Fellow outfielder James Wood was a bit more boom or bust - aside from the fact that he wasn't ejected. The 6-foot-7 lefty slugger played center field on Friday, and then right field on Saturday. In the two games, he went 3-for-7 with two strikeouts.

The downside is that his plate appearances featured a fair amount of swing-and-miss. That didn't always result in strikeouts, but it would be nice to see him make contact more frequently. To that end, he's batting .243 with 26 strikeouts in 70 at bats since being promoted from Wilmington a few weeks ago.

On the other hand, his power was on full display. He bashed a stand-up triple to the deepest part of the park towards right-center field in the ninth inning of Friday's game. Then he demolished a pull-side home run that I'd estimate travelled close to 450 feet on Saturday, ricocheting back into the field of play after hitting the top of the scoreboard.

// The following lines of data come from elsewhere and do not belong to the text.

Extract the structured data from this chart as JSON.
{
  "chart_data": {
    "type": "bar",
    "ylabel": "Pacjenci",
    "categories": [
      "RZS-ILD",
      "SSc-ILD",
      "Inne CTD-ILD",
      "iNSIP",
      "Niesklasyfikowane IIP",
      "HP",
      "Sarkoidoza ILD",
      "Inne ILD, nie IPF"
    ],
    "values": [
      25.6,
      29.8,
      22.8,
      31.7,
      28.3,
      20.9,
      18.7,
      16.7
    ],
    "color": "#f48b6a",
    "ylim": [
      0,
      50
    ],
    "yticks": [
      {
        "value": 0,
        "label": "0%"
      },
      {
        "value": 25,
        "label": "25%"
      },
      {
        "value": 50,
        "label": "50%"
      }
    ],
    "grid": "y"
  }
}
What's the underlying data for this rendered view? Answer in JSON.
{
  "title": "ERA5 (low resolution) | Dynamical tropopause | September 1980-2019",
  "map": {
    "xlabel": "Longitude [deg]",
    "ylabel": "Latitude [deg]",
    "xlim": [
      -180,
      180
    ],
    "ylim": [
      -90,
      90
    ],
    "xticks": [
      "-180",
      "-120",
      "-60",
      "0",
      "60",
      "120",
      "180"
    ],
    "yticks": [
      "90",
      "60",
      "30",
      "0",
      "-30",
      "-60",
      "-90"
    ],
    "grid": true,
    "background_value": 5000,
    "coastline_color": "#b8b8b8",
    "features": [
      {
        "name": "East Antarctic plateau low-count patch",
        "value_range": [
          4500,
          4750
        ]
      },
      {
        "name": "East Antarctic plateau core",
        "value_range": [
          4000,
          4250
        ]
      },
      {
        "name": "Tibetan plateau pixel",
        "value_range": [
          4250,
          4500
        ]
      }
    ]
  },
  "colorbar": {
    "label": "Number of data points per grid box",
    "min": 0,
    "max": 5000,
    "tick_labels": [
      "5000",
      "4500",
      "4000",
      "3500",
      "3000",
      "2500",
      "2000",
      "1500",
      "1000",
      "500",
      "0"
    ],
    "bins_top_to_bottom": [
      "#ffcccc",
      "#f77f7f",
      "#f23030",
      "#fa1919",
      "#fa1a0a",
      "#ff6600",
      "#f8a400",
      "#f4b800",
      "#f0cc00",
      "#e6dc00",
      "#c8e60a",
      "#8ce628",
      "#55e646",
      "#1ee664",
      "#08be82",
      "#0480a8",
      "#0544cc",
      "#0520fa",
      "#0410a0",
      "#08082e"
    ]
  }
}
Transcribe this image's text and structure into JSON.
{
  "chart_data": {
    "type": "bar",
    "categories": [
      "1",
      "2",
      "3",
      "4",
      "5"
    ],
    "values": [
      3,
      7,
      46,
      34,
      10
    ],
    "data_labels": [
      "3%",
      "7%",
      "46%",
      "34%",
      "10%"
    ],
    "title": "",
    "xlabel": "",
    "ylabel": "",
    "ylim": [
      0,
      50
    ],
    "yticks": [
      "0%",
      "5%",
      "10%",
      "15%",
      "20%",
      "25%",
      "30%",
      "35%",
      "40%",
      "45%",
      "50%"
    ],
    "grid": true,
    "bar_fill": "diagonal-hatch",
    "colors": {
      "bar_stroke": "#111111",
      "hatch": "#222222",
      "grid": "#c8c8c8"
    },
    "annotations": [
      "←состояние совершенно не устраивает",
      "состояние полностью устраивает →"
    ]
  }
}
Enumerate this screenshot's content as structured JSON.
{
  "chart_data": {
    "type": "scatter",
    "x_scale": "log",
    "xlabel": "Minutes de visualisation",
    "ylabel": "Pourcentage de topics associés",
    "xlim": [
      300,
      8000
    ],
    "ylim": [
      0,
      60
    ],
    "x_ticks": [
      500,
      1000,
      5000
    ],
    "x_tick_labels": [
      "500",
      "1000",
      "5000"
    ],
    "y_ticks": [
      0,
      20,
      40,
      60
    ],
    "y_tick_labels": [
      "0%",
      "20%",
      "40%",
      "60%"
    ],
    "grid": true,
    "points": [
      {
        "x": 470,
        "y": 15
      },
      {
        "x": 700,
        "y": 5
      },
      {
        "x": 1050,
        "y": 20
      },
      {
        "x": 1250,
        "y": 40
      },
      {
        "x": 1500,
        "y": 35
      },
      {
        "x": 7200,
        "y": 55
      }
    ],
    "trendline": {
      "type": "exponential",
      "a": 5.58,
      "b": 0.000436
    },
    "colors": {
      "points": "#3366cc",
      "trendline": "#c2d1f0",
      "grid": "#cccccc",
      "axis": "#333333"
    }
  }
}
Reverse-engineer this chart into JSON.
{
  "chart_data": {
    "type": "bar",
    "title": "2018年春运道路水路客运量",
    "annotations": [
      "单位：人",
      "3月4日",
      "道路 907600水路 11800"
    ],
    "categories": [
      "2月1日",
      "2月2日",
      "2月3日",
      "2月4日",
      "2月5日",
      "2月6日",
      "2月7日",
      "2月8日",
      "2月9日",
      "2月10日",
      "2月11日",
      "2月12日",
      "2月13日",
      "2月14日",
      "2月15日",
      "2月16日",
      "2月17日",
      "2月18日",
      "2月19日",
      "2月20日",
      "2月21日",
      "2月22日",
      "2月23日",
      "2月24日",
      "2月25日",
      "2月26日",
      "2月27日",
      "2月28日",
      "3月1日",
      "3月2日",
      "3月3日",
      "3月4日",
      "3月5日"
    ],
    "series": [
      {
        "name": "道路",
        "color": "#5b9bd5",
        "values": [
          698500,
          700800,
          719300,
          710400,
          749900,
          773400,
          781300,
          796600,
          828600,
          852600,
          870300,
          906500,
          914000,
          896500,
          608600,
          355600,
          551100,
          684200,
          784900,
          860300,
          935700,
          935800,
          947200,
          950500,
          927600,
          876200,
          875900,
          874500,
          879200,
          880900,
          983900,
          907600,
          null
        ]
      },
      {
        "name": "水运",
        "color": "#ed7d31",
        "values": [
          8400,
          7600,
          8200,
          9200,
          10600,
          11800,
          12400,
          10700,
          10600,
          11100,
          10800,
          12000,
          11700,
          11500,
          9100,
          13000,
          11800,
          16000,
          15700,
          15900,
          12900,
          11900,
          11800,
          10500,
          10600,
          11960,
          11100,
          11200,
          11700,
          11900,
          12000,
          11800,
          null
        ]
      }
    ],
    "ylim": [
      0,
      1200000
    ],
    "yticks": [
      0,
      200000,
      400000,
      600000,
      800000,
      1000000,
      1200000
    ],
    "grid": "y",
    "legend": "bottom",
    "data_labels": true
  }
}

Speedy center fielder Jacob Young was promoted to Harrisburg prior to Saturday's game, replacing Blake Rutherford, who was elevated to Triple-A Rochester. Young went 2-for-3 with a walk on Saturday and 1-for-4 on Sunday. As a borderline top 30 prospect himself who stole 52 bases last season, it will be interesting to see whether Young's insertion restricts Hassell and Wood to the outfield corners full-time.

Any of these players could easily find themselves in Triple-A by early next season, if not sooner. At that point, they'd be one call away from the majors.